Nassau County police said Hranicka was cleaning the lot at the vacant storefront on Jerusalem Avenue when he stopped to move the plywood.

Police said it turned out the plywood was covering a storm drain. Hranicka fell in, landing on dry debris and a chair.

He was still there when Tim Eareckson, 51, passed by on a bicycle and saw Hranicka's vacant Isuzu sweeper truck about 6:30 a.m. Tuesday, police said. Eareckson stopped, heard Hranicka screaming and called police from his cellphone.

"I saw the sweeper truck running, and I thought the driver might have fallen asleep. I heard him calling for help and I went over to the hole," said Eareckson, who is unemployed and had spent the night at a nearby homeless shelter.

"He said, 'Please help me. Get me help,' " Eareckson said.

Emergency Services officers and volunteers from the Uniondale Fire Department responded to the scene, on Jerusalem Avenue across from a ShopRite shopping center.

The emergency workers used a rope and pulley system connected to supporting poles to lower a basket into the hole.
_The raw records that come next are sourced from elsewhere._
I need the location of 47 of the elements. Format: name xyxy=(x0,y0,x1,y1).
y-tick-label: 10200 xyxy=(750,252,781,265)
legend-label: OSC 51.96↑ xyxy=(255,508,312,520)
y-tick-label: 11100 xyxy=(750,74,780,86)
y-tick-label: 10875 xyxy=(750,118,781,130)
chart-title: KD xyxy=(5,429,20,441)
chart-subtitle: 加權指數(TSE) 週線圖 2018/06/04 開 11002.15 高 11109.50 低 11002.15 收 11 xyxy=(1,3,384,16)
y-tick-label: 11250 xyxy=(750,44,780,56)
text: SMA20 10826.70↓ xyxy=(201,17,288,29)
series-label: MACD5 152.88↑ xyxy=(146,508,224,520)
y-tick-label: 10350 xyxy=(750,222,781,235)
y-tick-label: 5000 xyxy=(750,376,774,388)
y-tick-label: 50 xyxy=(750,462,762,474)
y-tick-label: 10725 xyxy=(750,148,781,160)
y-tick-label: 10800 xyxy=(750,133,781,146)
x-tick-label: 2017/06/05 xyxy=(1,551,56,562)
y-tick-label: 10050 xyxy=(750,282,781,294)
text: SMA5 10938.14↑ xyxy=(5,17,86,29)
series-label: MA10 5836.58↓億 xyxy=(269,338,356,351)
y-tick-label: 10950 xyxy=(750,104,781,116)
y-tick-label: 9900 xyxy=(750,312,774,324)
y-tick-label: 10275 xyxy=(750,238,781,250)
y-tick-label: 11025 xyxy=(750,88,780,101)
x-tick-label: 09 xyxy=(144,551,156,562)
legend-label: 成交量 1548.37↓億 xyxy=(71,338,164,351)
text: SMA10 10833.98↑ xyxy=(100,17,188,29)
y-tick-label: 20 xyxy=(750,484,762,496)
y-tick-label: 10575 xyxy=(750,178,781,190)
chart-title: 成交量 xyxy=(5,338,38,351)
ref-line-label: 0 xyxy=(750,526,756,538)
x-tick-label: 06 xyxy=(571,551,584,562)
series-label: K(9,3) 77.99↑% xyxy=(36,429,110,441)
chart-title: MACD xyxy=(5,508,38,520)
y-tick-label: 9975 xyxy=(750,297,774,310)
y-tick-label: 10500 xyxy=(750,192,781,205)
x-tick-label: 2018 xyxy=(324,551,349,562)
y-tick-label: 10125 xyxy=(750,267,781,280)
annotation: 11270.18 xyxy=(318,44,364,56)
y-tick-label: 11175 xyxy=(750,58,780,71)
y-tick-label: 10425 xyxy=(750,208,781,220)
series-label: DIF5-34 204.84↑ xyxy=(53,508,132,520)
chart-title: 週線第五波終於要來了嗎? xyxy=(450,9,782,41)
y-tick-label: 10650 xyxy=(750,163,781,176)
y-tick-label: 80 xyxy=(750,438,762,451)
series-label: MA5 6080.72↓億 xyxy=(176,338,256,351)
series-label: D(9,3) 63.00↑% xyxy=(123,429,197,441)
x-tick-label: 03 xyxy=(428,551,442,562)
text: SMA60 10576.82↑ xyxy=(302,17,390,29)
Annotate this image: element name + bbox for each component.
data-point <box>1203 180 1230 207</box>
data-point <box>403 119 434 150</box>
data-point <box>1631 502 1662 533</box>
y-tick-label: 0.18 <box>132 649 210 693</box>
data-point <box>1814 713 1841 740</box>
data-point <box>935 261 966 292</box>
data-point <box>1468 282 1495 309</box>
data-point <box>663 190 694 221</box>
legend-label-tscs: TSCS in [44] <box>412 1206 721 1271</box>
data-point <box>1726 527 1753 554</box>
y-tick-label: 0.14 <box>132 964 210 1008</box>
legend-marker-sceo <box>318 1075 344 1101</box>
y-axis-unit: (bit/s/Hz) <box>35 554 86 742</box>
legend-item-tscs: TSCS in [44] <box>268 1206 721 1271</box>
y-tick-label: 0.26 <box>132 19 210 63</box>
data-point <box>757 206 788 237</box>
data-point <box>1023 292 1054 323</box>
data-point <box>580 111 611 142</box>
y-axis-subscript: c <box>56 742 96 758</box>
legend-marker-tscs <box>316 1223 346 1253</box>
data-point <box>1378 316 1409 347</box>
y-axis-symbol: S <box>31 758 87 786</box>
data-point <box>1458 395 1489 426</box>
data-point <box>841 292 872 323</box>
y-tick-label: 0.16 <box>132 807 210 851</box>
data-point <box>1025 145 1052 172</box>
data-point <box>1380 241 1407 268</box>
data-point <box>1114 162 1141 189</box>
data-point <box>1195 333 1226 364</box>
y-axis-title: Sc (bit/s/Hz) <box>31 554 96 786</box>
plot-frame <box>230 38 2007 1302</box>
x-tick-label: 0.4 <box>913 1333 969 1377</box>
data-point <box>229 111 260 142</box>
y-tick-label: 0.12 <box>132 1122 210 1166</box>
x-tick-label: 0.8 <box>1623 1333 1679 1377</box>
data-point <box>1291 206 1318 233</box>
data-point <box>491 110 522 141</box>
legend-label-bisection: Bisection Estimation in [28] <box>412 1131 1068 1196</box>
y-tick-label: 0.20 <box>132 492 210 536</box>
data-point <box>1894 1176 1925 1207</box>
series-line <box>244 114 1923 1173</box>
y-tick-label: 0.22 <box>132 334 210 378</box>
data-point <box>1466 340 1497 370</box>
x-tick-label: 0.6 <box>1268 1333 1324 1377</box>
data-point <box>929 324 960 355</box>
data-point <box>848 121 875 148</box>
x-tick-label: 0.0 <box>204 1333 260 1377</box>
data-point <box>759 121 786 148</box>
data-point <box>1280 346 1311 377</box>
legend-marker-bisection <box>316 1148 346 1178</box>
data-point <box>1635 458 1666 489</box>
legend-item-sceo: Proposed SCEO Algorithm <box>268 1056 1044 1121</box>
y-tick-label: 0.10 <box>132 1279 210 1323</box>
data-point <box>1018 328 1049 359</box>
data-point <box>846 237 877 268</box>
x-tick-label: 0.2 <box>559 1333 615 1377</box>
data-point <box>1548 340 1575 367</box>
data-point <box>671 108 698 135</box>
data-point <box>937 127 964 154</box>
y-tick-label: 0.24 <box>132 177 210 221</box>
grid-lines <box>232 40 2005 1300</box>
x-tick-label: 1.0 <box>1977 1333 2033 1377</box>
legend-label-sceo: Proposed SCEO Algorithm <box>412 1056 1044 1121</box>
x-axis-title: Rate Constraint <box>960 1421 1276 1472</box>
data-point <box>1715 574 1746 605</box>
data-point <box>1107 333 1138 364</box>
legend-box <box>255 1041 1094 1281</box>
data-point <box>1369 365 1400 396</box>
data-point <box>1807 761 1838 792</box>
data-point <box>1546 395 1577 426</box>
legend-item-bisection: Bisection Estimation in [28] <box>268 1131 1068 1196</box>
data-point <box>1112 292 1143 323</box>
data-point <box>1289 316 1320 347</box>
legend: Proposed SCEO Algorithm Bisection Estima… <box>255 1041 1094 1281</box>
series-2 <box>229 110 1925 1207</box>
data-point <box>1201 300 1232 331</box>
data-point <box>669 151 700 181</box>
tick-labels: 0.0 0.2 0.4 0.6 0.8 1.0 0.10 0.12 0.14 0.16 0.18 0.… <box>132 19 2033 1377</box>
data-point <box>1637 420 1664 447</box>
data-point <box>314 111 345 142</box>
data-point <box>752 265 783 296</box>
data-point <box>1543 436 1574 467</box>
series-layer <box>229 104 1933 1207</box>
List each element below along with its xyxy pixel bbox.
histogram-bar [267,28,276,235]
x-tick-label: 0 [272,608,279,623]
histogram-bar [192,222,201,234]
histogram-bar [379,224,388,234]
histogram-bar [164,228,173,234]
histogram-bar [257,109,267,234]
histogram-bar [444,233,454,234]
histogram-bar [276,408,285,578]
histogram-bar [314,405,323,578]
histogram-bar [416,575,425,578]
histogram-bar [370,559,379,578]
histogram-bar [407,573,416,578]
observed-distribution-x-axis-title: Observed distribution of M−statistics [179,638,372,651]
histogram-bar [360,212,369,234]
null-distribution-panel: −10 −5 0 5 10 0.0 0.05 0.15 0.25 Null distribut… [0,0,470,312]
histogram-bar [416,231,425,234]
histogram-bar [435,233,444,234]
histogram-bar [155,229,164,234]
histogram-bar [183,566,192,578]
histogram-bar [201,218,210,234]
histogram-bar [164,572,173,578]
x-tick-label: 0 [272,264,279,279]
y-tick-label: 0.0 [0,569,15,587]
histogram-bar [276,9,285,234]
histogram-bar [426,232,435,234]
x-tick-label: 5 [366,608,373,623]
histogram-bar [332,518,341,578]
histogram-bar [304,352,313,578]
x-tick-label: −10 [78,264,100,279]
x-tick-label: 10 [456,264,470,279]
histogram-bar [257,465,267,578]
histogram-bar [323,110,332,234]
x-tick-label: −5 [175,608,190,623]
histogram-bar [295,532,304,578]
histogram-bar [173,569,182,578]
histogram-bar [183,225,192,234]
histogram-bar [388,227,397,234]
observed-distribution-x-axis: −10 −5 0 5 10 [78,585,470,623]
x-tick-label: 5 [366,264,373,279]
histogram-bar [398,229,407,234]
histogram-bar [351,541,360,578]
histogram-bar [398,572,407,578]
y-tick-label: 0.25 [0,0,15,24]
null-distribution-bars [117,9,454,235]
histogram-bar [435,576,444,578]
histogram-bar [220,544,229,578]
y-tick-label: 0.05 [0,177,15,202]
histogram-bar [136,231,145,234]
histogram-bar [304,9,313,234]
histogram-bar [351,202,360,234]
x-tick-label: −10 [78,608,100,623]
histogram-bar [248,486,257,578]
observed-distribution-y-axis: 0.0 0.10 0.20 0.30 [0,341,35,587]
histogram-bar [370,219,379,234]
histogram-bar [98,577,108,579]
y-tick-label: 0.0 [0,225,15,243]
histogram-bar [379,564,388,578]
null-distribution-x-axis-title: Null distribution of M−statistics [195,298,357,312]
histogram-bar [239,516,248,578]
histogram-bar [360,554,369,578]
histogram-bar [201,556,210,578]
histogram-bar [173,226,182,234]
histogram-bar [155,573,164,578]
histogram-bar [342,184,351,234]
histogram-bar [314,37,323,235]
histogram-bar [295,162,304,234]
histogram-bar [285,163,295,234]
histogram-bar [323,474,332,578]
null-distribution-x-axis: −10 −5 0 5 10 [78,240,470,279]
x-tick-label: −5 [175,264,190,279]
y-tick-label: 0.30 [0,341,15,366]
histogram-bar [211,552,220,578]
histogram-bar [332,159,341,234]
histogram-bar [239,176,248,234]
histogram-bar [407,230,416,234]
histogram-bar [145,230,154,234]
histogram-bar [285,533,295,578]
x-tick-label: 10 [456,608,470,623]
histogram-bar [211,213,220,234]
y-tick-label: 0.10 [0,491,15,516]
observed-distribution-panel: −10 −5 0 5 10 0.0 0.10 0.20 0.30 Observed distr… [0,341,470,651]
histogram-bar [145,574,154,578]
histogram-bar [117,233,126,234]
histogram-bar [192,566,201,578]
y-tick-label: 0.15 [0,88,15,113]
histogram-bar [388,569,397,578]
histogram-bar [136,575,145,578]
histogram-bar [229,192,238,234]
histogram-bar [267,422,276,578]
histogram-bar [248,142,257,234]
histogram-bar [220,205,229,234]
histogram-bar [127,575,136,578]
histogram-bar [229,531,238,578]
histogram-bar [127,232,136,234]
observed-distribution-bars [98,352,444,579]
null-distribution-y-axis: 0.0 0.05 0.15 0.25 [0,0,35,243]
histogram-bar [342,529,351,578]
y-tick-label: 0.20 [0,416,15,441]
Hranicka was secured to the basket and raised to the street about 7:40 a.m., police said.

The drain's metal cover was found in the hole, and police said it may have fallen in when someone tried to remove it to sell for scrap.

Police said Hranicka was taken to Nassau University Medical Center in East Meadow with two possible broken wrists, as well as bruises and contusions. A hospital spokeswoman said Hranicka was in fair condition last night.

The owner of Pam Sweeping, Kenneth Roy, said Hranicka had 10 sweeping jobs that night, and that he had just finished the second job of the night at another shopping center across Jerusalem Avenue.

"He was very apologetic that he was going to miss work for the rest of the week," Roy said, adding that Hranicka will get paid for the missed time.